The U.S., Canada and the UK have refused to sign a U.N. treaty under consideration at the global telecommunications conference in Dubai saying that its provisions posed a threat to the “open Internet.”

"It's with a heavy heart and a sense of missed opportunities that the U.S. must communicate that it's not able to sign the agreement in the current form," Terry Kramer, the U.S. representative to the World Conference on International Telecommunications (WCIT), said Thursday.

Russia, China and Saudi Arabia were among the nations pushing to restructure the governance of the Internet and place it under state control with authorization for extensive surveillance and censorship.

They had proposed that all member nations of the U.N. shall have “equal rights to manage the Internet” and wanted this stated in an international telecommunications treaty.

The 12-day conference, seeking to update telecommunications codes last reviewed when the Web was in its nascent stage, began Monday last week with worries that it would turn out to be a battlefield for opposing sides to argue over new Internet regulation proposals.

The 123-member U.S. congregation, with envoys from technology firms including Google and Microsoft, had earlier expressed concern that potential security oversights could be exploited by nations, including Russia and China, in stepping up censorship and crushing dissent.

The agenda for the gathering of more than 1,900 participants from 193 nations has possible new rules for a broad range of services such as the Internet, mobile roaming fees and satellite and fixed-line communications, according to an Associated Press report.

A message on the main search page of Google with a link for comments directed to the Dubai conference said: "Love the free and open Internet? Tell the world's governments to keep it that way.”

On Wednesday night, Mohamed Nasser al-Ghanim, the conference chairman and director general of the Telecommunications Regulation Authority of the UAE, inserted in the treaty a resolution that dealt with the Internet.

The U.S. and its supporters say that the resolution is phrased in such a way as to support the move to bring the Internet under the regulatory framework of the telecommunication union.

The Internet is currently overseen by a loose grouping of organizations, mostly in the private sector, rather than by governments. In the current system, the Internet Assigned Numbers Authority (IANA) — the body responsible for regulating the Internet's address system — is managed by the U.S. Department of Commerce.
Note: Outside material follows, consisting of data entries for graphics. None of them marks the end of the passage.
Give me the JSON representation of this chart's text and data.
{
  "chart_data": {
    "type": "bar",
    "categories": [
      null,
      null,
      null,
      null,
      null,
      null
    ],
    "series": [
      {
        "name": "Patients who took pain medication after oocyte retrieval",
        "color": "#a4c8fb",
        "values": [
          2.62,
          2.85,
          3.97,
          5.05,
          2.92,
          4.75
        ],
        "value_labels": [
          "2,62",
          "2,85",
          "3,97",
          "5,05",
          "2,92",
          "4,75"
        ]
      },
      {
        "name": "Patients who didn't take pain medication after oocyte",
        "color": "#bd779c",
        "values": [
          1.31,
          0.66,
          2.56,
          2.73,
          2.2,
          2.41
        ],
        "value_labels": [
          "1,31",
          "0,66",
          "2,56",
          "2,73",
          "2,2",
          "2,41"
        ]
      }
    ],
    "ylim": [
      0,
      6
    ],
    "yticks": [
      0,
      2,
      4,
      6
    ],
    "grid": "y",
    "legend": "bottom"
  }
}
"The internet has given the world unimaginable economic and social benefit during these past 24 years,” Kramer stated. Though the proposed agreement was not set to take effect until 2015 and was “normative” and not legally binding, he said the U.S. and its supporters wouldn't approve a significant threat to the “open Internet,” the New York Times reported.

But ITU Secretary General Hamadoun I. Toure rejected the U.S. argument against the treaty saying it did not cover content issues and “explicitly states in the first article that content-related issues are not covered by the treaty,” a Washington Post report said.

A vote on the treaty will take place Friday and if there is enough consensus to proceed, the countries that agree with the provisions will sign the treaty.